Induction of Decision Trees
Quinlan, J. R. (1986). Induction of Decision Trees. Machine Learning, 1(1), 81–106. https://doi.org/10.1023/A:1022643204877
- Top-Down Induction of Decision Trees (TDIDT) is a family of algorithms which construct trees starting from the root and ending with leaves
- The induction task: for a universe of objects with specific discrete attributes, develop a classification rule from a training set to classify the object as a positive (P) or negative (N) instance
- Attributes are inadequate if the same attributes can result in different classes.
ID3
- A brute force search for the best tree is not computationally feasible.
- ID3 is iterative: it first trains on a subset of the training data, then some of the incorrectly classified objects in the validation set are added to the training subset.
- ID3 tends to create relatively simple trees
- To from a tree from a collection C of objects, we choose a test T with outcomes ${O_1, O_2, \ldots, O_w}$ which will partition C into $\{C_1, C_2, \ldots, C_w\}$. T is effectively a choice of which attribute we will use to split.
- The criterion for splitting is based on information.
- One of the assumptions is that C will classify objects either P or N in the same proportion as the representation of these classes in the training data
- Let C contain p objects of class P and n objects of class N. The information to generate a ‘P’ or ‘N’ message:
\[I(p,n) = -\frac{p}{p+n}\log_2 \frac{p}{p+n} - \frac{n}{p+n} \log_2 \frac{n}{p+n}\]
- If we are splitting on variable A which takes values $\{A_1, A_2, \ldots, A_v\}$, let each $C_i$ have $p_i$ objects of class P and $n_i$ objects of class N. The expected information is the weighted average:
\[E(A) = \sum_{i=1}^v \frac{p_i + n_i}{p+n} I(p_i, n_i)\]
- The information gain by branching on A is:
\[\text{gain}(A) = I(p,n) - E(A)\]
- The computational complexity of this process is $O( \vert C \vert \cdot \vert A \vert)$
Noise
- To deal with noise:
- the algorithm must be able to work with inadequate attributes
- there must be some criterion to avoid fitting to noise
- If A is an attribute with random values, branching on A will still cause an information gain:
- however, setting a minimum gain may also exclude relevant attributes
- better is to perform a $\chi ^2$ test of stochastic independence, such that we won’t split on A unless irrelevance can be rejected. If A is irrelevant, then our number of positive predictions should obey:
\[p_i' = p \left( \frac{p_i+n_i}{p+n} \right)\]

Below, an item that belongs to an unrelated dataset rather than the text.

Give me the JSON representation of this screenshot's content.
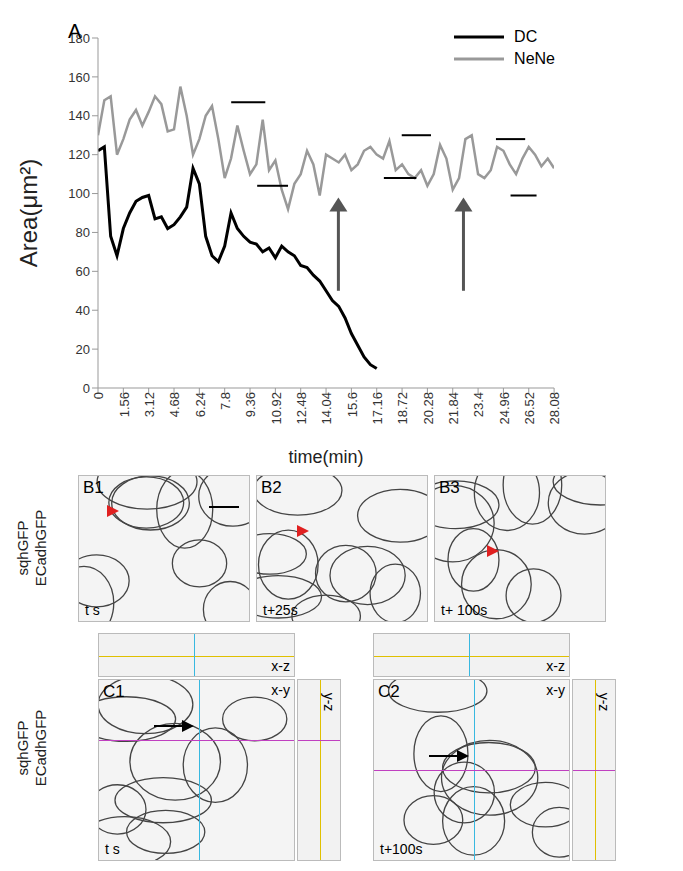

- To deal with inadequate attributes, if we cannot classify an object with our tree, we can just label it with the more numerous class.
- Information gain favours attributes with many values (in the discrete case).We can solve this by requiring that all tests have only 2 outcomes, by choosing a subset of the values to become one branch and the remainders to form the other branch.